- Ferdinand Kittel Nagara
- Austin Town, Bengaluru Location within Bengaluru
- Coordinates: 12°57′42″N 77°36′48″E﻿ / ﻿12.9616°N 77.6133°E
- Country: India
- State: Karnataka
- District: Bengaluru Urban
- Metro: Bengaluru

Government
- • Body: Bengaluru Central City Corporation

Languages
- • Official: Kannada
- • Spoken: Kannada, Tamil, English, Hindi
- Time zone: UTC+5:30 (IST)
- PIN: 560047
- Lok Sabha Constituency: Bangalore Central
- Vidhan Sabha Constituency: Shantinagar
- Original Planning Agency: Bangalore Civil & Military Station Municipal Commission
- Established: 1920

= Austin Town, Bengaluru =

Austin Town, Bengaluru, officially Ferdinand Kittel Nagara is a locality of the Bangalore Cantonment, named after a British Collector and Municipal President of the Civil and Military Station, Sir. James Austin. Located in the central part of Bangalore, the suburb is known for having produced some of India's best football players, with the game being very popular. In the age of IPL, the dream of the children of Austin Town is to be playing for the best football clubs one day.

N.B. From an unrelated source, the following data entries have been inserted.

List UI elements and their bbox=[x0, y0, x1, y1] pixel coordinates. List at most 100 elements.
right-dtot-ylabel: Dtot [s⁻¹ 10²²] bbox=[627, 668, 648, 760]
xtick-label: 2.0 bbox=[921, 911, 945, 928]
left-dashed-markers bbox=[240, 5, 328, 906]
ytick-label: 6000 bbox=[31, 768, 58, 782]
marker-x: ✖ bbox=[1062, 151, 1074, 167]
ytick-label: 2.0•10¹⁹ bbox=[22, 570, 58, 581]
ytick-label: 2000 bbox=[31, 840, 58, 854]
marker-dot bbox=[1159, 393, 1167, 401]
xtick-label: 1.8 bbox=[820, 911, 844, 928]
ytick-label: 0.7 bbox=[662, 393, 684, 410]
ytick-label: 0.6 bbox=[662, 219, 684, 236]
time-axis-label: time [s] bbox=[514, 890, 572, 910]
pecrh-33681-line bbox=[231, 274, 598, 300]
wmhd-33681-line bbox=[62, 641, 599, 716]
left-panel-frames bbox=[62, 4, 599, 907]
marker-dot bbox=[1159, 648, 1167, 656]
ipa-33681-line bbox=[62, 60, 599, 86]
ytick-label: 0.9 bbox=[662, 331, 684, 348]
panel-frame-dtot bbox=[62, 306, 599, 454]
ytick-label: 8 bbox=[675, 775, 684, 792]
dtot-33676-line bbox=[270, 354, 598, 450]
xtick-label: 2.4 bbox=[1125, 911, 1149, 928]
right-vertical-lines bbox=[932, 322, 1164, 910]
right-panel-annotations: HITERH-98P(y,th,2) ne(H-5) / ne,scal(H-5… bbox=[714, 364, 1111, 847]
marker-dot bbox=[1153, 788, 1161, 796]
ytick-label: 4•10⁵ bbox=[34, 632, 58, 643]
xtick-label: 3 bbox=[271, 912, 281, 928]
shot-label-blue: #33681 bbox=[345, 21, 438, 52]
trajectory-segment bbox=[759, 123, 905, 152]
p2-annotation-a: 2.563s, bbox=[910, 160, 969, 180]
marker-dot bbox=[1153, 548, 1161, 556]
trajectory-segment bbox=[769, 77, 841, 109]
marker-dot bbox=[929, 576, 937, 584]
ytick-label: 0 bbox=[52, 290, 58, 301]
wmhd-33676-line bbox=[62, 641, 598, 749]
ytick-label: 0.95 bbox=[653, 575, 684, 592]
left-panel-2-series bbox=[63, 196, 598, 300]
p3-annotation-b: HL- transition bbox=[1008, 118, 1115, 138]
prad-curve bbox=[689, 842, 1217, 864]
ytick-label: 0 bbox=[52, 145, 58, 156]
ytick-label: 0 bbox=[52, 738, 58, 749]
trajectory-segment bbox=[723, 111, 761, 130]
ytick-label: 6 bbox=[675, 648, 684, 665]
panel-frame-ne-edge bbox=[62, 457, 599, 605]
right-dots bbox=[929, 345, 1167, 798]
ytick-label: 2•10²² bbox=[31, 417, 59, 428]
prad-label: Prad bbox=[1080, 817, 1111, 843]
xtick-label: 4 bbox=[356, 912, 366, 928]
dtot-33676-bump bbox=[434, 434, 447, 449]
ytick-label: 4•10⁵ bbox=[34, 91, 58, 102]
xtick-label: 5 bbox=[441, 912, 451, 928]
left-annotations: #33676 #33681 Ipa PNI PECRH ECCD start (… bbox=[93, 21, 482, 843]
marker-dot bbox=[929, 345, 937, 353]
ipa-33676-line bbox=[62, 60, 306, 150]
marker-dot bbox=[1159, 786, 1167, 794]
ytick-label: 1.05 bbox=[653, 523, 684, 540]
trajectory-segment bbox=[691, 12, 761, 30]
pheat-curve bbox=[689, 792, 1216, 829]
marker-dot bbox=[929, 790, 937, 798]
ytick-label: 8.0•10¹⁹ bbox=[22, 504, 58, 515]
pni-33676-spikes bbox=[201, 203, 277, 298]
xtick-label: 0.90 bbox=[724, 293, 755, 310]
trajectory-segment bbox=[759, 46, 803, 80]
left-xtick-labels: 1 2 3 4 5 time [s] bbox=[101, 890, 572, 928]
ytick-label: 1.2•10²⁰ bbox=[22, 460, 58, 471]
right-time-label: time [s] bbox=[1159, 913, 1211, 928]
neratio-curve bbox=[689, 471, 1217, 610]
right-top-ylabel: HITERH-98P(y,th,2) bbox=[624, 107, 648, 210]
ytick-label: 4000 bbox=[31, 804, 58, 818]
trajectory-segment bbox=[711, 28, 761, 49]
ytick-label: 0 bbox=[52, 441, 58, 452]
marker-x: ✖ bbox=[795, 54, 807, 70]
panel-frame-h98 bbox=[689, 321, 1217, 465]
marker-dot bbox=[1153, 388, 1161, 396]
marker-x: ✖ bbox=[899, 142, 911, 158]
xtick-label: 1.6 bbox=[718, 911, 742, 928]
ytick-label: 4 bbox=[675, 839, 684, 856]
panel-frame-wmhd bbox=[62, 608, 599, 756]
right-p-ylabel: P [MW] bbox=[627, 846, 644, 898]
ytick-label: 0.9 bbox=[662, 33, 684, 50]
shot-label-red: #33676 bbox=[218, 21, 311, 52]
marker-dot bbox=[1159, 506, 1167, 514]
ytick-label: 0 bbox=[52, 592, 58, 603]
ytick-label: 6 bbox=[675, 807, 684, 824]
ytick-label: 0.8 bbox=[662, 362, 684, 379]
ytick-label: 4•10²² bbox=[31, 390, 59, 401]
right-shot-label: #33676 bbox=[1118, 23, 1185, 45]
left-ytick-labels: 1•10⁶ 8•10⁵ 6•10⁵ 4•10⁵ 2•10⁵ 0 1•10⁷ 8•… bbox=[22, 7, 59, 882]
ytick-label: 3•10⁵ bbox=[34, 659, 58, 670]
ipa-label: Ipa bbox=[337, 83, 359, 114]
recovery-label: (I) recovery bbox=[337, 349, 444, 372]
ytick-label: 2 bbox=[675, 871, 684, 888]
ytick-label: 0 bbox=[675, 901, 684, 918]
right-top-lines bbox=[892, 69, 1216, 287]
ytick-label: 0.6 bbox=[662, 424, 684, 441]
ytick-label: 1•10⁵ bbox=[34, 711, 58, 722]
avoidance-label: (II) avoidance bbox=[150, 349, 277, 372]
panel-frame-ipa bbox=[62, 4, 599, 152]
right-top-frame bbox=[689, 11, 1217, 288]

Austin Town was established in 1920 by the building of a number of small cottages for the benefit of lower income groups, and rented out for a nominal sum. The Collector Austin was the encouragement for this project, and hence the suburb was named after him. These cottages were in great demand by poor Indians and Anglo Indians. The neighboring localities are Linden Street, Y.G. Palya, Victoria Layout, Jayaraj Nagar, Ashoknagar and Vannarapete. The Sanitary works of Austin Town was designed by W H Murphy, Executive Engineer, Municipal Council, Bangalore Civil and Military Station, after whom Murphy Town gets its name.

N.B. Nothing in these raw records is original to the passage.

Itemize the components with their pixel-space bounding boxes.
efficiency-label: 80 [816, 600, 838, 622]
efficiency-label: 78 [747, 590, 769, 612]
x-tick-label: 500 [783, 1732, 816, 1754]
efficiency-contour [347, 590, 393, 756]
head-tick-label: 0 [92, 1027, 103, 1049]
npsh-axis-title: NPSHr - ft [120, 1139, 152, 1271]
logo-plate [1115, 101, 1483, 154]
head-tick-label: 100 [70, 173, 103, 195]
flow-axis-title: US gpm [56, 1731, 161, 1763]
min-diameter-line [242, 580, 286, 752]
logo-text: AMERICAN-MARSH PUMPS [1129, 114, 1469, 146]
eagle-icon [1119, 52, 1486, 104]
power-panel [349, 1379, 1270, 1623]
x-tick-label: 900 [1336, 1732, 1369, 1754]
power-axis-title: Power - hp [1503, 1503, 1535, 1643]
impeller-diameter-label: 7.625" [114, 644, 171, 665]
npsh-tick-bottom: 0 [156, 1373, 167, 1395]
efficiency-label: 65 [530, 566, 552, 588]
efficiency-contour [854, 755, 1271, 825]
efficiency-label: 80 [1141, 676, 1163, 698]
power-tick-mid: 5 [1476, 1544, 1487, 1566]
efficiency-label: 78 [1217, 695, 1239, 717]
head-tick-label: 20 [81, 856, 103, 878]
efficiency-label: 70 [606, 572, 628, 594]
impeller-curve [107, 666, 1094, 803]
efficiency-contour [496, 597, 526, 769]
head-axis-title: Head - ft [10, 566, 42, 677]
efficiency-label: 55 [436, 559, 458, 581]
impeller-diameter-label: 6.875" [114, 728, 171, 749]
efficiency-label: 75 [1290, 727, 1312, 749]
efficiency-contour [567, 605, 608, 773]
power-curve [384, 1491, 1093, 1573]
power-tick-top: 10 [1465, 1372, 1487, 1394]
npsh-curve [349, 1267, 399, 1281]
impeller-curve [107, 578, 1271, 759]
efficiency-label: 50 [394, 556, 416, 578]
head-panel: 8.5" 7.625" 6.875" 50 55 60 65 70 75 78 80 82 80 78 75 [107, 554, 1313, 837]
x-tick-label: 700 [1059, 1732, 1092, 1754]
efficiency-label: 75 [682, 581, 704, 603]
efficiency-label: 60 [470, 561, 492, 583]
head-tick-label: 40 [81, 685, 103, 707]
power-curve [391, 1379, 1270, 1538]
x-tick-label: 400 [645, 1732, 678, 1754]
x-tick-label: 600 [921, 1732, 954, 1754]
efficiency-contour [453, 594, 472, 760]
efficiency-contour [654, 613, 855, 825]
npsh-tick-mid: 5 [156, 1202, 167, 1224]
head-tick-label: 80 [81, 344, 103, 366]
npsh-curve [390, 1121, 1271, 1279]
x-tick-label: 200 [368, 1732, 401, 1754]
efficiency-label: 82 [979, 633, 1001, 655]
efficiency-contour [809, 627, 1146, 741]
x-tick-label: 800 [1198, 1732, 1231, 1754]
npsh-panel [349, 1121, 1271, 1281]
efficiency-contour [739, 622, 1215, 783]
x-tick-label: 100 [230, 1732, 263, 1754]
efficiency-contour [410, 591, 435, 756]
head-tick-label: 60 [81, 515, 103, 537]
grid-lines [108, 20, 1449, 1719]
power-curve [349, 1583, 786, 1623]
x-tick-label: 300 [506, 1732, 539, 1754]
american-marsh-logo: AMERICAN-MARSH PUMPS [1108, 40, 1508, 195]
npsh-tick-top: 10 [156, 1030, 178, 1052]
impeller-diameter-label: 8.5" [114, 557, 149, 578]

==Football in Austin Town ==
Unlike other parts of Bangalore where Cricket is popular, Football is a passion for the residents of Austin Town. Austin Town is considered the birthplace of Football in Bangalore. The origins of the game can be traced to the Italian soldiers who were being held as prisoners of war during the beginning of WWI in the Bangalore Cantonment. The Italian POWs passed on the game to the natives, even though at first the natives played football bare-footed. (Some players played without boots even in the Olympics.) The very first Olympians – Anthony, Kanniah, Raman and Shanmugham – who represented the Indian Football team in the Olympic Games of 1948 and 1952, were from Austin Town. Vajravelu and Varadarajan were from the City area, and the rest of the players were from the Bangalore Cantonment. Most of the Football enthusiasts in Austin Town are the Tamil Community, with many of the local boys now playing for clubs in Goa and Calcutta. In the 1960s and 1970s, many of the Austin Town boys made it the Football teams of Government and defence companies such as HMT, MEG, ITI, NGEF, HAL, BEML, BHEL, ADA, ADE, etc. Austin Town and Murphy Town are still considered gold-mines of football talent. One of Austin Town's legend and local hero is 95-year-old T Shanmugham, who led India to victory in Football in the 1951 Asian Games, and also was part of India's Football team for the 1952 Olympics. The Austin Town Football Grounds is now known as Nandan Ground's after one of Indian Football's greatest goalkeeper Nandan, who was also from Austin Town.

Austin Town is also the birthplace of other legendary football players such as Ulaganathan and former Captain Carlton Chapman. Almost every house in the lower-middle-class families of Austin Town have football players.

==Demographics==
As common to the other suburbs of the Bangalore Cantonment, Austin Town has a large Tamil population. They trace their ancestry to the large number of Tamil soldiers, suppliers and workers who were brought into the Bangalore Civil and Military Station, by the British Army, after the fall of Tippu Sultan. Austin Town along with other suburbs of the Bangalore Cantonment was directly under the administration of the British Madras Presidency till 1949, when it was handed over to the Mysore State.

==Anglo-Indians==
A larger number of Anglo-Indians used to live in Austin Town, now having migrated to Australia, the UK and Canada, their numbers have declined. The Anglo-Indian Block is now inhabited mostly by non-Anglo Indians. However, those who are left behind are still proud to call Austin Town as home. During the British Raj, there was a clear distinction between the Anglo Indian and Tamil sections of Austin Town, which have now been erased, and the once posh suburbs have lost their glory as a result of poor civic maintenance. Some of the original inhabitants of Austin Town, came from Rangoon, and at that time found the cantonment to be much quieter than the busy city of Rangoon, Burma. The Christmas time for the Anglo-Indian community means celebrating with carols and parties. Some of the Anglo-Indians who migrated abroad still visit in search of their roots.